Mondays are generally approached with dread, and I’m not a fan. But for the next 36 weeks I will happily tolerate Monday, because I will have something to look forward to at the end of it.

My favourite TV programme is back on. In our house, University Challenge is unmissable.

My husband cooks our dinner to coincide with it, and the table is set not only with cutlery but a notebook and pen.

We keep score, as, I have learned, do many others.

Usually, it is just the two of us, but if my daughter is home from university she joins in too.

A bit of a boffin, she always disgusts me by correctly answering some very unpleasant mathematical questions.

I haven’t got a chance against my husband, who wipes the floor with his public-school knowledge of the classics and opera and all the other stuff that didn’t feature at my comprehensive.

York Press:

Jeremy Paxman and a team of young hopefuls

Sometimes I make up a few points with things I do actually know about - I once got four points by identifying national parks - but not often.

The questions definitely become harder as the contest progresses.

The first episode of the series, I correctly answered 11 questions.

In the later rounds, this is unheard of, as the really scary stuff kicks in. It can lead to you believing that you are more intelligent than you actually are, my colleague said. Predictably, the second week, I scored four, and one was a lucky guess.

But it’s not all about the questions. The contestants are fascinating: who could forget Ted Loveday, from Gonville and Caius, Cambridge, in his cable-knit jumpers, who correctly answered the most obscure questions, including his party piece: ‘Meaning ‘said only once’, what two-word Greek term denotes a word or word-form that is recorded only once in a text, in the work of a particular author, or in a body of literature?’ The answer - for which he is best remembered - ‘Hapax legomenon’.

The facial expressions and gesticulations of Oscar Powell from Peterhouse, also Cambridge, attracted much attention on social media, as did the eyebrows of their team captain, which had two Twitter accounts set up in their honour.

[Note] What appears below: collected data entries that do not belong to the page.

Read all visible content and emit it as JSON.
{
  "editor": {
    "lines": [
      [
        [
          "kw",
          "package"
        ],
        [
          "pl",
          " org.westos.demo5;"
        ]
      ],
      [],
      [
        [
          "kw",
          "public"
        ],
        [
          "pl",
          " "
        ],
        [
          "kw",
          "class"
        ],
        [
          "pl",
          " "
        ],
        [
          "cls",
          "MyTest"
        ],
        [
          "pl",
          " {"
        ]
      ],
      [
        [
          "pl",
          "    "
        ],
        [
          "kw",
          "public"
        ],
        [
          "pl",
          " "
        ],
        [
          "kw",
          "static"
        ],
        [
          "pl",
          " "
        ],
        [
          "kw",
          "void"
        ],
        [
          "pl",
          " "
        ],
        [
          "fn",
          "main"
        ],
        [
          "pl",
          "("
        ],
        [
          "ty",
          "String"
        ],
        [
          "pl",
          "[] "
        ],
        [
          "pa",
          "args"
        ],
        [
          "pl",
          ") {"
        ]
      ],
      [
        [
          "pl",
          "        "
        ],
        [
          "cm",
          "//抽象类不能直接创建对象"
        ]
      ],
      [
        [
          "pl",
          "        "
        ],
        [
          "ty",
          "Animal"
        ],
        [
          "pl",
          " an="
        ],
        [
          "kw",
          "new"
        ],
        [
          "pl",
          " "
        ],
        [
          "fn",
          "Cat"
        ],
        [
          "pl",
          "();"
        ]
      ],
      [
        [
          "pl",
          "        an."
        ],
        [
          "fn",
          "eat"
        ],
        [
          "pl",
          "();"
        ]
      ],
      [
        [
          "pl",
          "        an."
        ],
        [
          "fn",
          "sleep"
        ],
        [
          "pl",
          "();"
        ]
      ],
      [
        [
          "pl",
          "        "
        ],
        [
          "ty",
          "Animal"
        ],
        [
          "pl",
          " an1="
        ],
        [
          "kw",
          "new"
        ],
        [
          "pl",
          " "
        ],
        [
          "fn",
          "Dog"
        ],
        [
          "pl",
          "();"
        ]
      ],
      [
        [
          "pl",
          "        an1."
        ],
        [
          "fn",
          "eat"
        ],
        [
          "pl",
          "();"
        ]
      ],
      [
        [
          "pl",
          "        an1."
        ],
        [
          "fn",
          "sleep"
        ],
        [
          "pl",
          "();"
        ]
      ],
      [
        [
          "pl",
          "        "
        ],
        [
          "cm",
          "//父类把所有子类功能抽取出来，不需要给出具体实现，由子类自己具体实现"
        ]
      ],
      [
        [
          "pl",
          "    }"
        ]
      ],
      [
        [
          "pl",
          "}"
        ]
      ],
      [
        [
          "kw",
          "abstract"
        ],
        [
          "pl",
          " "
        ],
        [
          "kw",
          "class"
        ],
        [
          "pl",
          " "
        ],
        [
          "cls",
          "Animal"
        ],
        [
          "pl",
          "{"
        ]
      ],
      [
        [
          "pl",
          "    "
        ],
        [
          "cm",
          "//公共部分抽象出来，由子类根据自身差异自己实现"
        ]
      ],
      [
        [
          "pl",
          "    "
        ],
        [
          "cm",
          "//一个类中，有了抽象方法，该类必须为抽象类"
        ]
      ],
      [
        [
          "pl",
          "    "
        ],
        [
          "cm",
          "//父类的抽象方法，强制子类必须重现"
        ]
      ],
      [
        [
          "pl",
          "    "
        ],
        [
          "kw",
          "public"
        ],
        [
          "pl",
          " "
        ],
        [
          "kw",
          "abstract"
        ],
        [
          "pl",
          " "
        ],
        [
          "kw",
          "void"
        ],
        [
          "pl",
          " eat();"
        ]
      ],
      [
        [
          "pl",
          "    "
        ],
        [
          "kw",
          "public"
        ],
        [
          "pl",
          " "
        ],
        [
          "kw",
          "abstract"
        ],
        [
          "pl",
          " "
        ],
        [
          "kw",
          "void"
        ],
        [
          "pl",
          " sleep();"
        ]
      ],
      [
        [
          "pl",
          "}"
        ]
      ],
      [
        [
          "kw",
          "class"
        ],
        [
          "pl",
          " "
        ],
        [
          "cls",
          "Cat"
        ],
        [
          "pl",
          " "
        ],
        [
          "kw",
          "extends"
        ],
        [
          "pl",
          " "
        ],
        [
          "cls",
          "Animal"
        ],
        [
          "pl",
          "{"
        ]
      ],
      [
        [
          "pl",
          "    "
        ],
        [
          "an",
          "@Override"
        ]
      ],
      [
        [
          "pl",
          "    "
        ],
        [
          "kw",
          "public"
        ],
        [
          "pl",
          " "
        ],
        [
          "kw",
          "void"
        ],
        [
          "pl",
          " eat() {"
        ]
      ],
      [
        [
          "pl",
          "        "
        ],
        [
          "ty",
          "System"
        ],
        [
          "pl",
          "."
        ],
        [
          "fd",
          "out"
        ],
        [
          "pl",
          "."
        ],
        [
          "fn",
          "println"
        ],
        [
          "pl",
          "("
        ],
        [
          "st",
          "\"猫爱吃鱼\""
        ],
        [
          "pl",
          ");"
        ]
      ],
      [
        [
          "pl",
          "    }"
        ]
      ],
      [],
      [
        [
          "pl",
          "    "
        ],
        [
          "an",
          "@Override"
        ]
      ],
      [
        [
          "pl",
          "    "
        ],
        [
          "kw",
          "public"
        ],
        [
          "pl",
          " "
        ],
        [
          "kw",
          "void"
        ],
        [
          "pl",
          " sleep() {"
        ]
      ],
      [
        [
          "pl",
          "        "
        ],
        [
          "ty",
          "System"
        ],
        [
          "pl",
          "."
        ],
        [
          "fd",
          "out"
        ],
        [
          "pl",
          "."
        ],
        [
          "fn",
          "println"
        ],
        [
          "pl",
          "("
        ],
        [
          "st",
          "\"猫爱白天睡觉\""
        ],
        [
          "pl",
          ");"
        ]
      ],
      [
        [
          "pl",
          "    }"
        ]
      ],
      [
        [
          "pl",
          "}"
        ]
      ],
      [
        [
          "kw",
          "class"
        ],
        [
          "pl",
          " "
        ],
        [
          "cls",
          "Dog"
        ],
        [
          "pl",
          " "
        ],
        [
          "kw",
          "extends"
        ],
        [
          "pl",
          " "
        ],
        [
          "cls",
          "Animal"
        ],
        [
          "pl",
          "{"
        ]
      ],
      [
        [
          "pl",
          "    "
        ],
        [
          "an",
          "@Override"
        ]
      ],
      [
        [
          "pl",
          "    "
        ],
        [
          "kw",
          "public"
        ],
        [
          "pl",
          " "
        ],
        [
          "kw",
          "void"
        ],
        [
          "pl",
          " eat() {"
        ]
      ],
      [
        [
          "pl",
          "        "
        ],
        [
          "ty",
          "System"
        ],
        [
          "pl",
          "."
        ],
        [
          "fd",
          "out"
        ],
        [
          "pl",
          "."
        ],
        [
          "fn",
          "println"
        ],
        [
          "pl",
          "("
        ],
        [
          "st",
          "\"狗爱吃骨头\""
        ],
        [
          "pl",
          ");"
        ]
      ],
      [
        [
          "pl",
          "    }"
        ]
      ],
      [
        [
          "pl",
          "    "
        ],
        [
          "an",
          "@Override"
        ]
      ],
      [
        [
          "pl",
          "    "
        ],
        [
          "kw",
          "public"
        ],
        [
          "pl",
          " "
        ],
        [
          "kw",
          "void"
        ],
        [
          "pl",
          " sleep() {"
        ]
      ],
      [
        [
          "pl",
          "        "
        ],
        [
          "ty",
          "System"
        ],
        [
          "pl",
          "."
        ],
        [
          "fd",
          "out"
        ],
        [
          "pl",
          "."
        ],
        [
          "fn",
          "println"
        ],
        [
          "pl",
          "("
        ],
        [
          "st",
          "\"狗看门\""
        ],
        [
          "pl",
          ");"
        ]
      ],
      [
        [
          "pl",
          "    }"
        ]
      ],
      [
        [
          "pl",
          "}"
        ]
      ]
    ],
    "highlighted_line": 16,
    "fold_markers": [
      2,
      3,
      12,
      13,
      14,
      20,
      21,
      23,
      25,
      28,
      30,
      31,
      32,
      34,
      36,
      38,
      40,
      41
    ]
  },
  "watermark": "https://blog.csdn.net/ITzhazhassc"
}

And, of course, there’s Jeremy Paxman. We thought there was something strange about him when the series began.

“It’s his hair, it’s soft not wiry,” said my husband.

My colleague described it as “oddly soft.” I resisted taking to my laptop to add to the dozens of comments that resulted in this newspaper headline ‘People paid far too much attention to Jeremy Paxman’s hair on the return of University Challenge.’ Maybe he resents the attention lavished upon the contestants and is trying to grasp a little limelight for himself with a bouffant look.

Of the 45 series broadcast since the programme began in 1963, Oxbridge have dominated, having triumphed in 25 of them.

I always root for the underdog. York has never won - maybe 2016 will be its year.